Monday was CWC night. I got lots of feedback on the second part of my thesis and everybody got to talking about how it all fight together. I admit, I walked out of the meeting bummed. After all this work on the stories, I was kind of thinking how soon I'd be done, and the gang reminded me I still had a far ways to go.

Tuesday I met with Juan and we talked timeline. The jist being that I'm running out of time to get the whole thing done. The conversation ended with him saying, "It's your call."

If I want to try for getting my thesis defended this semester, I need to have it all completely written and revised in time to distribute to my thesis committe incredibly soon. I told Juan I'd have my answer for him at our next meeting. This gives me just over four or so days to decide if I'm ready. Can I get it done in time? Do I want to try, or would it be better to just ease up on myself and allow more time?

I'm starting to really feel the stress. I'm not liking it.

6 comments:

Camille said...

I know it sucks, but would giving yourself one more semester kill you? I know how hard you've worked and you don't want to be so rushed and stressed that you have a super crash illness like that one semester... If you need it, ease up. It won't hurt to delay the real world another four months.

The One and Only John said...

There are arguments for and against why you should finish it on time or why you could put it off. What it boils down to really is what Juan said, "It's your call." Do you want to show yourself that you can meet a tight deadline under pressure, or show yourself that you can take the heat while taking the time to put something together that you can be proud of?

Ali said...

Camii - I'm done being a student this semester, either way. It's more a question of when I get that piece of paper to put on my wall.

John - Yeah, it's definitely a priority question. Either one is valid, I just have to decide which is more important to me right now.

Jenny Maloney said...

I realize that I'm posting a little late...however, I wasn't joking when I said that you have a couple options on how to revise it anyway.

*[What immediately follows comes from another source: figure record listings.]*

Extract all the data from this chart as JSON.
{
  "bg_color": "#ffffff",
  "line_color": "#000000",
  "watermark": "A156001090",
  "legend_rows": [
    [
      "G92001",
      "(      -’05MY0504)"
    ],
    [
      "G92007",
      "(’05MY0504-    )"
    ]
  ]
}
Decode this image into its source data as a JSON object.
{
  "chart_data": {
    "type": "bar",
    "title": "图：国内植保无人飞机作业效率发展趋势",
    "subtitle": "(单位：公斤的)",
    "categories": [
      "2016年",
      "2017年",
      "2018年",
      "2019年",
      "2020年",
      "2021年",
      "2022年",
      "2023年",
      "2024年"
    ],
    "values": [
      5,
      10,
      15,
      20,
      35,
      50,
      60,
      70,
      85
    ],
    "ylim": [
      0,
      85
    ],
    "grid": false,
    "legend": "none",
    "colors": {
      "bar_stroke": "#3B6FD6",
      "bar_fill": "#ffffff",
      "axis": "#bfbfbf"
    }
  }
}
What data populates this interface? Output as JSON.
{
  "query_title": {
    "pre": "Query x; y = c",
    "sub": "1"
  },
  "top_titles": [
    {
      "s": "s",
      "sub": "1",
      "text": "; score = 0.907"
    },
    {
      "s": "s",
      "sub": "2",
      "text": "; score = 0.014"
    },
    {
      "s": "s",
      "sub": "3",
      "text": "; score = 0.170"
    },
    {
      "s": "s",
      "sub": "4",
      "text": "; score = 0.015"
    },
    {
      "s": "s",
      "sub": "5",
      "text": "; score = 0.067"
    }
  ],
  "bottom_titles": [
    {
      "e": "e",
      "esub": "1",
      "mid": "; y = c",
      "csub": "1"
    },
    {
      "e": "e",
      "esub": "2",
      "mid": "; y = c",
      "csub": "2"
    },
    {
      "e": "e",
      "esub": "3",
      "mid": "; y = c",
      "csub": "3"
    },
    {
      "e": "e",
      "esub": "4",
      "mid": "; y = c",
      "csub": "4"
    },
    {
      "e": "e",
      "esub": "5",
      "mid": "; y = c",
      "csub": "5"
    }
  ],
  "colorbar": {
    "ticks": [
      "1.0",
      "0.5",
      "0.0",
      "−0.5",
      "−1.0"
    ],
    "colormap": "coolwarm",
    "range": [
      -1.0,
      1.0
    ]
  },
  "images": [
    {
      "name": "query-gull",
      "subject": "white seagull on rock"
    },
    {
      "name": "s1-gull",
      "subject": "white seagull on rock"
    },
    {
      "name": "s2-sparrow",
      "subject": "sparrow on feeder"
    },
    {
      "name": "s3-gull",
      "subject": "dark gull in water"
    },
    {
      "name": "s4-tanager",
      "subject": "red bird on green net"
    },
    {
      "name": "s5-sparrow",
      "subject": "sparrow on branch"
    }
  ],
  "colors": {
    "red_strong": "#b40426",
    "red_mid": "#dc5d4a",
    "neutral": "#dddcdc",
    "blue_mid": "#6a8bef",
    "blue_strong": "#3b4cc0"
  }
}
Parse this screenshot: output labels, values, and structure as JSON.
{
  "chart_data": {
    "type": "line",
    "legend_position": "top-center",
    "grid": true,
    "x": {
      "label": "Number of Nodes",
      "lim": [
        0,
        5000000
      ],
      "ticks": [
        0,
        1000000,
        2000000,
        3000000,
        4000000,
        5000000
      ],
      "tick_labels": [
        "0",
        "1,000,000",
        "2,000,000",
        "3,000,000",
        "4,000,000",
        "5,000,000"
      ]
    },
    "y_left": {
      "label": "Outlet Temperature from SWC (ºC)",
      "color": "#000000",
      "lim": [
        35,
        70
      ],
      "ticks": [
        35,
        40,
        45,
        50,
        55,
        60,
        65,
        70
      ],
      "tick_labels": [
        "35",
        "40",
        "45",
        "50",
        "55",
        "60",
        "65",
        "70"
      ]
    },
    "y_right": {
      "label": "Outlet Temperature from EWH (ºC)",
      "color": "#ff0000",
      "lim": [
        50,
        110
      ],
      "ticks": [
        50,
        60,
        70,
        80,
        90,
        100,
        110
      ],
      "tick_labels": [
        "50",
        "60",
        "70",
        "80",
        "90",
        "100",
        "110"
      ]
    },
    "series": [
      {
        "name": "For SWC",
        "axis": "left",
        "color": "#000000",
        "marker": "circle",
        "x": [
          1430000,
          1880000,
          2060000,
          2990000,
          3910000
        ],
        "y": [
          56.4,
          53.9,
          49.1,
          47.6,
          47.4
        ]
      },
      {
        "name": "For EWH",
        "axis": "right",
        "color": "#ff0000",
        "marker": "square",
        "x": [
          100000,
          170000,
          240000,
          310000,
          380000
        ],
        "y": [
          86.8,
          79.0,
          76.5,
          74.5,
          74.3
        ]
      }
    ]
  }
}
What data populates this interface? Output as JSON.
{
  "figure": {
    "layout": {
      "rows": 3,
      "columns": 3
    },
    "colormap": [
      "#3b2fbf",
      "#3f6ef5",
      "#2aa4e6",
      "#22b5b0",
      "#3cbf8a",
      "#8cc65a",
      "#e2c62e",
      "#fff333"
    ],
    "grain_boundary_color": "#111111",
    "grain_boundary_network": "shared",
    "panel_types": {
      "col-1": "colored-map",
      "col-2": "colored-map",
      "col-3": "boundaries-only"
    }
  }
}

On one hand you can actually do the short story "lost and found" motif without a ton of revising (everyone else, be quiet, I realize that I pitched that earlier) and then do the 'family lineage' edits later for a collection to be published (which is probably more publishable anyways...).

I also realize the with the school question comes a money question and that adds pressure to 'get it done'.

As someone who has also gotten a set of feedback on a semi-finished work...it always sucks when you think you're close to done, and you're just not. As I'm rewriting now, I'm trying to keep what Dumbledore said in mind: "You have to choose between what is right and what is easy." I'm trying not to just restructure sentences in my novel, I'm trying to add pieces that work and take away chunks that don't do what they're supposed to do.

For what it's worth, you told Juan to trust you. You believed enough in what you were doing to fight for it. I trust you too. I'd like to see what you do...either way.

Ali said...

Thanks for the encouragement, Jenny :)

Camille said...

Even though you're not taking classes, you're teaching them. That's additional stress, too. :) But of course, it's you and I have a pretty good idea that you'll go ahead and crunch it anyway. You and I are both pretty impatient, so I see the temptation to get it done *now* :) Good luck ~ I'm rooting for you.